Du Bois, being a prolific scholar and the editor of a major publication — the NAACP’s flagship news service, The Crisis— was well aware that Gandhi began his revolutionary career in South Africa, where he studied and practiced law in addition to experimenting with various political groups. He is frank about Gandhi’s mistakes during his early years, recalling his error in siding with Boers momentarily before aligning with the British during the Boer War, characterizing this phase in his life as “one of those contradictory occurrences which so often faced Gandhi with reality and made him readjust his ethical and religious theories.”

Nevertheless, he underscored that:

“It was no accident that Africa,not Asia, showed Gandhihis way. The old tragic continent was in the closing years of the nineteenth century, the critical center of the triumphant imperialism of expanding Europe. Here with gold, diamonds, and slaves, Europe was collecting the finance capital and gathering the raw material and buying the tools and machinery to forge her chains across the whole world.”

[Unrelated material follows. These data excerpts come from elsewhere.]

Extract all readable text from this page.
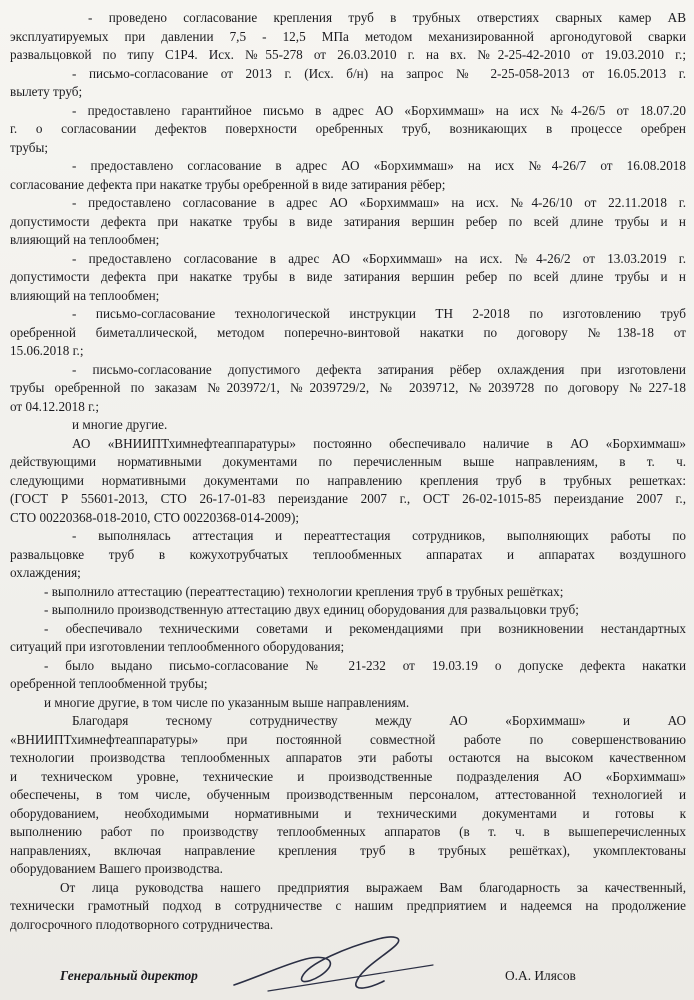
- проведено согласование крепления труб в трубных отверстиях сварных камер АВ
эксплуатируемых при давлении 7,5 - 12,5 МПа методом механизированной аргонодуговой сварки
развальцовкой по типу С1Р4. Исх. №55-278 от 26.03.2010 г. на вх. №2-25-42-2010 от 19.03.2010 г.;
- письмо-согласование от 2013 г. (Исх. б/н) на запрос № 2-25-058-2013 от 16.05.2013 г.
вылету труб;
- предоставлено гарантийное письмо в адрес АО «Борхиммаш» на исх №4-26/5 от 18.07.20
г. о согласовании дефектов поверхности оребренных труб, возникающих в процессе оребрен
трубы;
- предоставлено согласование в адрес АО «Борхиммаш» на исх №4-26/7 от 16.08.2018
согласование дефекта при накатке трубы оребренной в виде затирания рёбер;
- предоставлено согласование в адрес АО «Борхиммаш» на исх. №4-26/10 от 22.11.2018 г.
допустимости дефекта при накатке трубы в виде затирания вершин ребер по всей длине трубы и н
влияющий на теплообмен;
- предоставлено согласование в адрес АО «Борхиммаш» на исх. №4-26/2 от 13.03.2019 г.
допустимости дефекта при накатке трубы в виде затирания вершин ребер по всей длине трубы и н
влияющий на теплообмен;
- письмо-согласование технологической инструкции ТН 2-2018 по изготовлению труб
оребренной биметаллической, методом поперечно-винтовой накатки по договору №138-18 от
15.06.2018 г.;
- письмо-согласование допустимого дефекта затирания рёбер охлаждения при изготовлени
трубы оребренной по заказам №203972/1, №2039729/2, № 2039712, №2039728 по договору №227-18
от 04.12.2018 г.;
и многие другие.
АО «ВНИИПТхимнефтеаппаратуры» постоянно обеспечивало наличие в АО «Борхиммаш»
действующими нормативными документами по перечисленным выше направлениям, в т. ч.
следующими нормативными документами по направлению крепления труб в трубных решетках:
(ГОСТ Р 55601-2013, СТО 26-17-01-83 переиздание 2007 г., ОСТ 26-02-1015-85 переиздание 2007 г.,
СТО 00220368-018-2010, СТО 00220368-014-2009);
- выполнялась аттестация и переаттестация сотрудников, выполняющих работы по
развальцовке труб в кожухотрубчатых теплообменных аппаратах и аппаратах воздушного
охлаждения;
- выполнило аттестацию (переаттестацию) технологии крепления труб в трубных решётках;
- выполнило производственную аттестацию двух единиц оборудования для развальцовки труб;
- обеспечивало техническими советами и рекомендациями при возникновении нестандартных
ситуаций при изготовлении теплообменного оборудования;
- было выдано письмо-согласование № 21-232 от 19.03.19 о допуске дефекта накатки
оребренной теплообменной трубы;
и многие другие, в том числе по указанным выше направлениям.
Благодаря тесному сотрудничеству между АО «Борхиммаш» и АО
«ВНИИПТхимнефтеаппаратуры» при постоянной совместной работе по совершенствованию
технологии производства теплообменных аппаратов эти работы остаются на высоком качественном
и техническом уровне, технические и производственные подразделения АО «Борхиммаш»
обеспечены, в том числе, обученным производственным персоналом, аттестованной технологией и
оборудованием, необходимыми нормативными и техническими документами и готовы к
выполнению работ по производству теплообменных аппаратов (в т. ч. в вышеперечисленных
направлениях, включая направление крепления труб в трубных решётках), укомплектованы
оборудованием Вашего производства.
От лица руководства нашего предприятия выражаем Вам благодарность за качественный,
технически грамотный подход в сотрудничестве с нашим предприятием и надеемся на продолжение
долгосрочного плодотворного сотрудничества.
Генеральный директор	О.А. Илясов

As a sociologist who spent his life advocating the orientation of science and government to solve social problems rather than the accumulation of profit, Du Bois recognized that Gandhi’s greatest gift was his devotion to the study and resolution of the great social evils of poverty, violence, and colonial oppression — forces that hindered the development of the darker races of humanity in the modern epoch. King would echo these sentiments, remarking in his essay that:

“In a real sense, Mahatma Gandhi embodied in his life certain universal principles that are inherent in the moral structure of the universe, and these principles are as inescapable as the law of gravitation.”

The story of Asia’s connection to Africa in antiquity and how the two had been brought into a violent unity by European slavery and colonialism would engross Du Bois his entire life. His novel Dark Princess must be read as a tribute to the struggle of Indians against British rule and the importance of their unity with the movements for black freedom in Africa and America . The World and Africa, his 1946 history of the Afro-Asiatic world, similarly concerns itself with the historical connections between African and Asiatic peoples and civilizations before European dominance. The revolutionary and scientific significance of this anthropological and historical discovery is not to be underestimated because the dominant narrative advanced by the white humanists and social scientists in the Western academy during the nineteenth century portrayed India–and Egypt–as more “European” than Southern Africa owing to the complexity of their civilizations. Du Bois exposed this thesis as a racist myth that did not reflect the truth of Africa and Asia’s linked historical development at all but rather, operated in the defense of white hegemony. Du Bois’s reasons for insisting upon the connections in the historical development of these two continents over time were thus based in his political commitment to charting an anti-imperialist history of human civilization, one which saw the continuities between Pan Africa and Pan Asia over time and emphasized the need for a political science capable of linking the struggles of the darker races for freedom and self-rule.

“The connection between Asia and Africa has always been close. There was probably actual land connection in prehistoric times, and the black race appears in both continents in the earliest records, making it doubtful which continent is the point of origin. Certainly the Negroid people of Asia have played a leading part in her history… The Dravidian Negros laid the basis of Indian culture thousands of years before the Christian era.”